Bea Cukai menjadi perhatian Presiden, dengan menyatakan, "Bea cukai harus kita perbaiki. Saya masih ingat di zaman orde baru, saking parahnya bea cukai, kita tutup bea cukai. Kita outsourcing ke swasta dan penghasilan negara naik. Apa enggak sedih itu? Ini perjuangan kita semua, ya. Saya bukan mau menjatuhkan moril siapa pun. Tapi sudah saatnya kita bicara jujur kepada diri kita, kita bicara jujur kepada rakyat kita".

Kasus tersebut menunjukkan tiga lapis persoalan. Pertama, dugaan korupsi teknis dalam proses impor melalui manipulasi jalur pemeriksaan kepabeanan. 

Baca juga: Politik Bengkel Bandara Kertajati, Membaca Tawaran Amerika

Kedua, potensi keterlibatan banyak pejabat tinggi Bea Cukai bahkan pimpinan tertinggi, yang membuat kasus ini naik dari sekadar perkara oknum menjadi isu tata kelola institusi. 

Ketiga, tekanan politik dari Presiden Prabowo kepada Menteri Keuangan untuk segera membenahi Bea Cukai, termasuk mengganti pimpinan bila dianggap tidak mampu atau terbukti bermasalah. 

Dengan demikian, kasus Blueray Cargo bukan hanya perkara suap impor, namun juga menjadi ujian kredibilitas reformasi Bea Cukai pada kepemimpinan Menteri Keuangan Purbaya Yudhi Sadewa.

Tentu saja, asas praduga tak bersalah harus tetap dijunjung. Djaka belum tentu bersalah hanya karena namanya disebut dalam dakwaan atau persidangan. 

Namun, perkara ini harus dibaca secara luas sebagai refleksi kegagalan tata kelola, pengawasan, sistem merit, dan keseluruhan reformasi birokrasi di Kementerian Keuangan.

Jauh sebelum nama Djaka disebut dalam persidangan Blueray Cargo, penulis telah mengkritik pengangkatannya sebagai Dirjen Bea dan Cukai. 

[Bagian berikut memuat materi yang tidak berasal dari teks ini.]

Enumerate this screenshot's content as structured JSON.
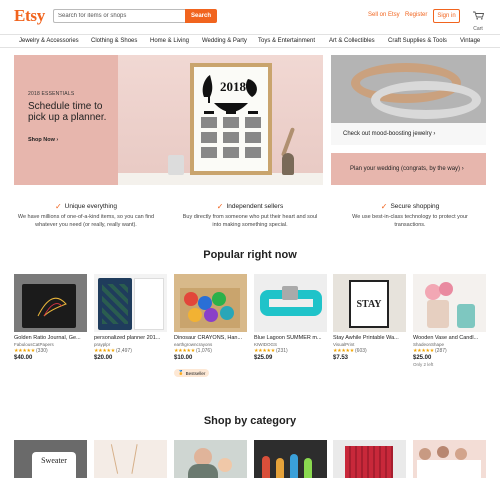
{
  "header": {
    "logo": "Etsy",
    "search_placeholder": "Search for items or shops",
    "search_button": "Search",
    "sell_link": "Sell on Etsy",
    "register_link": "Register",
    "signin_button": "Sign in",
    "cart_label": "Cart"
  },
  "categories_nav": [
    "Jewelry & Accessories",
    "Clothing & Shoes",
    "Home & Living",
    "Wedding & Party",
    "Toys & Entertainment",
    "Art & Collectibles",
    "Craft Supplies & Tools",
    "Vintage"
  ],
  "hero": {
    "eyebrow": "2018 ESSENTIALS",
    "title": "Schedule time to pick up a planner.",
    "cta": "Shop Now",
    "poster_year": "2018",
    "jewelry_caption": "Check out mood-boosting jewelry",
    "wedding_caption": "Plan your wedding (congrats, by the way)"
  },
  "value_props": [
    {
      "title": "Unique everything",
      "text": "We have millions of one-of-a-kind items, so you can find whatever you need (or really, really want)."
    },
    {
      "title": "Independent sellers",
      "text": "Buy directly from someone who put their heart and soul into making something special."
    },
    {
      "title": "Secure shopping",
      "text": "We use best-in-class technology to protect your transactions."
    }
  ],
  "popular": {
    "title": "Popular right now",
    "items": [
      {
        "name": "Golden Ratio Journal, Ge...",
        "shop": "FabulousCatPapers",
        "stars": "★★★★★",
        "count": "(330)",
        "price": "$40.00",
        "extra": "",
        "badge": ""
      },
      {
        "name": "personalized planner 201...",
        "shop": "prayplpr",
        "stars": "★★★★★",
        "count": "(2,497)",
        "price": "$20.00",
        "extra": "",
        "badge": ""
      },
      {
        "name": "Dinosaur CRAYONS, Han...",
        "shop": "earthgrowncrayons",
        "stars": "★★★★★",
        "count": "(1,076)",
        "price": "$10.00",
        "extra": "",
        "badge": "Bestseller"
      },
      {
        "name": "Blue Lagoon SUMMER m...",
        "shop": "KIWIDOGS",
        "stars": "★★★★★",
        "count": "(231)",
        "price": "$25.09",
        "extra": "",
        "badge": ""
      },
      {
        "name": "Stay Awhile Printable Wa...",
        "shop": "VisualPrint",
        "stars": "★★★★★",
        "count": "(603)",
        "price": "$7.53",
        "extra": "",
        "badge": ""
      },
      {
        "name": "Wooden Vase and Candl...",
        "shop": "ShadeonShape",
        "stars": "★★★★★",
        "count": "(287)",
        "price": "$25.00",
        "extra": "Only 2 left",
        "badge": ""
      }
    ],
    "stay_print": "STAY"
  },
  "shop_by_category": {
    "title": "Shop by category",
    "mug_text": "Sweater"
  },
  "colors": {
    "brand": "#f1641e",
    "hero_pink": "#e7b6ad",
    "star": "#f1a400"
  }
}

Dalam artikel berjudul “Awal Tenggelamnya Reformasi Birokrasi: Rusaknya Sistem Merit” yang terbit di Kompas.com pada 2 Juni 2025, penulis menulis bahwa Pengangkatan Bimo Wijayanto sebagai Dirjen Pajak, Letjen TNI (Purn) Djaka Budi Utama sebagai Dirjen Bea dan Cukai, dan Masyita Crystallin sebagai Dirjen Stabilitas dan Pengembangan Sektor Keuangan berpotensi melanggar prinsip sistem merit yang diatur oleh Undang-Undang Aparatur Sipil Negara.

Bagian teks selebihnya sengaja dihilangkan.